Minnesota and family history heaven
Back at Winneconne with my homestay hosts, the Stoinskis, we go to a local restaurant and bar for Wisconsin’s traditional Friday fish, and early the next morning they farewell me as my return journey to New Zealand begins. I couldn’t have wished for better hosts.
|The Stoinskis of Winneconne, Wisconsin|
Today I’m driving to Minnesota, the state of 10,000 lakes. Its twelve years since I was in Minnesota, briefly, with no time to meet any of the many name-sakes that live in the state.
As I drive the back roads to Minneapolis the dairy scenery is a lot like home, but I notice two differences; here I see big red barns everywhere to house the animals during the bitter winters and there is more cropping to provide food when the grass stops growing. By comparison, the grass on New Zealand’s dairy lands grows 10-11 months of the year and slows a little for another two or three.
At St Paul I stop to call my cousin, Jerry (seven generations removed) and he gives me directions to Prior Lake, and says it will take another 45 minutes. The twin cities cover a vast area and maybe the lakes and parks have a lot to do with that. I like it here.
|Blakeborough brothers and cousins at Prior Lake|
The GPS takes me right to the door and Jerry and Videl come out to meet me. It’s a warm welcome to their lovely home in a park-like setting. We are family, but not family, with all those generations separating us. I wonder if we will find things that we have in common. We do.
They met my sister Joan several years ago, and they know about my late brother Don and his family tree. They are in the tree. But there is more.
They have a good knowledge of the Minnesota Blakeboroughs and their ancestors back to 1830 and Topcliffe, England. And in New Zealand we have a family tree that goes back to the same place and further. The Minnesota Blakeboroughs and the New Zealand Blakeboroughs are all descended from Jonathan and Mary Blakebrough who married at Skipton, Yorkshire about 1740 and had eight children. Jonathan was born at Bolton in 1719.

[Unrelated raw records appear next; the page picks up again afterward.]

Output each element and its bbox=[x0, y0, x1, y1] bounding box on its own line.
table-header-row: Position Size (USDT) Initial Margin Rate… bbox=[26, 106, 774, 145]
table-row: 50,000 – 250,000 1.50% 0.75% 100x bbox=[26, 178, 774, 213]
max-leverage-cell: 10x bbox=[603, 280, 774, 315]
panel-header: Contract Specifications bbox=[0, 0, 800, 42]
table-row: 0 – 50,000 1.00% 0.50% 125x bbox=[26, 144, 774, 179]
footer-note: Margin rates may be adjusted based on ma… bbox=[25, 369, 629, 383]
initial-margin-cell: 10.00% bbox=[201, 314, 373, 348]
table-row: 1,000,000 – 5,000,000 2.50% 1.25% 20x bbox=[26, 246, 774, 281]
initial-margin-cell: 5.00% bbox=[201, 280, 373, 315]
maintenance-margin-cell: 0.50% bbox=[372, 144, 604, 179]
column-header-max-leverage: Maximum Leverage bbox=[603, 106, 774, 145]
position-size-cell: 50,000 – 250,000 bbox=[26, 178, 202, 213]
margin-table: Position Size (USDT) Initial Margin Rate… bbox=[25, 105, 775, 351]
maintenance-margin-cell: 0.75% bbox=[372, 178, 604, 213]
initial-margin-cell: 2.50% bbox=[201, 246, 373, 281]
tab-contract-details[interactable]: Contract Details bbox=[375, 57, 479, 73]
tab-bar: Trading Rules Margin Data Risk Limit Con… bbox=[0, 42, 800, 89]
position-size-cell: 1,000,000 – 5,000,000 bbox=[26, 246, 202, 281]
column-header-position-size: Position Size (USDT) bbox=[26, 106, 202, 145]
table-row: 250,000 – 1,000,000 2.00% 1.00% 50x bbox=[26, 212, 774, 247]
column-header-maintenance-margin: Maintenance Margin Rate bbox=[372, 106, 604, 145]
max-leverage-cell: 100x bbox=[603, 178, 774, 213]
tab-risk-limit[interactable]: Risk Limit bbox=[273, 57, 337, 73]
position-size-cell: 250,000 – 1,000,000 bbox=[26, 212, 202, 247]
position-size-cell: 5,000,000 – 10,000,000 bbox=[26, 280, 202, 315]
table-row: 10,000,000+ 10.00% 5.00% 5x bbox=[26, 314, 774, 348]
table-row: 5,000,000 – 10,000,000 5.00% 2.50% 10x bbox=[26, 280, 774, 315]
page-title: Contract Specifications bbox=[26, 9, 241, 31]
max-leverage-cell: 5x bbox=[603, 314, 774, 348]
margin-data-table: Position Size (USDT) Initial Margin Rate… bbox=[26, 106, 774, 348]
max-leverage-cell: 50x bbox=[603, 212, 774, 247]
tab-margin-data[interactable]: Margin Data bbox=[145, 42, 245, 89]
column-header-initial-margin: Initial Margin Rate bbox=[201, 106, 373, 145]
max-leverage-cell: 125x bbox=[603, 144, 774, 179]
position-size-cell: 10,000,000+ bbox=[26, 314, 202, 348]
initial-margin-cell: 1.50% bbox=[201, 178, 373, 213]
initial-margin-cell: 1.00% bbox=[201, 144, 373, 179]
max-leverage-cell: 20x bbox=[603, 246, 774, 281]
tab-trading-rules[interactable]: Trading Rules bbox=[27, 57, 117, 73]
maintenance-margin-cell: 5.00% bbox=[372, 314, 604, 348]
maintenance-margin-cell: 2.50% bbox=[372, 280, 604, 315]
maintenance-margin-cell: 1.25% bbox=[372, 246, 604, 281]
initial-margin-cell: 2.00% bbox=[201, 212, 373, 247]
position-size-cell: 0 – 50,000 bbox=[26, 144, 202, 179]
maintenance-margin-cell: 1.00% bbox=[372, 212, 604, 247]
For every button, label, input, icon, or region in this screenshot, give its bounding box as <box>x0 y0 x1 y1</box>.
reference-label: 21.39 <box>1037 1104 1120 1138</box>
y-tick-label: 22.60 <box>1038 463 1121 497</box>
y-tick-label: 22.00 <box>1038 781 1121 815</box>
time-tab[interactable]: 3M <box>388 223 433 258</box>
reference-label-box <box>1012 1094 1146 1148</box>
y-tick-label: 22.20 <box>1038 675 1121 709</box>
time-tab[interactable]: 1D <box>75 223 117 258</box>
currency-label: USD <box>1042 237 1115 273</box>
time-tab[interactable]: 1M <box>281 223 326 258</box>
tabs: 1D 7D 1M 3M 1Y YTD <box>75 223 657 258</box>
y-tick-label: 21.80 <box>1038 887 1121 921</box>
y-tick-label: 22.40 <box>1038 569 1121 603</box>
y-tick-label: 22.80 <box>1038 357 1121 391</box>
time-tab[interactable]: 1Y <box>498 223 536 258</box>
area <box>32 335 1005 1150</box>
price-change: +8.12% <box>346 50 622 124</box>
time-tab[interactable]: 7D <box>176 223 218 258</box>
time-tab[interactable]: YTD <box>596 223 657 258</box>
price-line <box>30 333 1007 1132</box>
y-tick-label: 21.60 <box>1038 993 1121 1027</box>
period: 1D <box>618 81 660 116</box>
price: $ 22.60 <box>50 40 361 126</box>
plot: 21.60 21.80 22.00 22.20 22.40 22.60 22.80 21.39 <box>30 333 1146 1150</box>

|An example of several restored trucks and tractors in|
Blakeborough family collections
Jerry and Videl have been big international travelers and for many years owned a motor-home and traveled extensively in North America. I tell them about my travels and my motor-home.
Before retiring, Jerry worked in transport as a driver and manager, just like me, just like Jerry’s father and grandfather, and many other Blakeboroughs elsewhere. There is also a history of family dairying both in Minnesota and in New Zealand.
It’s time to meet the rest of the family. We pile into Jerry’s auto and start a grand tour of Blakeborough houses. At 74, Jerry still drives like a professional. It’s in the blood.
We visit brothers, children, cousins, including some from Wisconsin. Something else strikes me; even though we are separated by three centuries, seven generations, and different cultures and nationalities, some of us have the same appearance and mannerisms. It’s uncanny.
|The resting place of the first two Blakeboroughs to reach |
Minnesota in the mid-1800's
On Saturday night a crowd of relatives arrive for dinner, and on Sunday there’s another crowd at Debra and Kent’s house for lunch. We pour over photos and Don’s Blakeborough Family Tree. We’re in family history heaven and I regret that I must leave again on Monday morning.
I’m eight days and ten states away from my flight from LAX to New Zealand.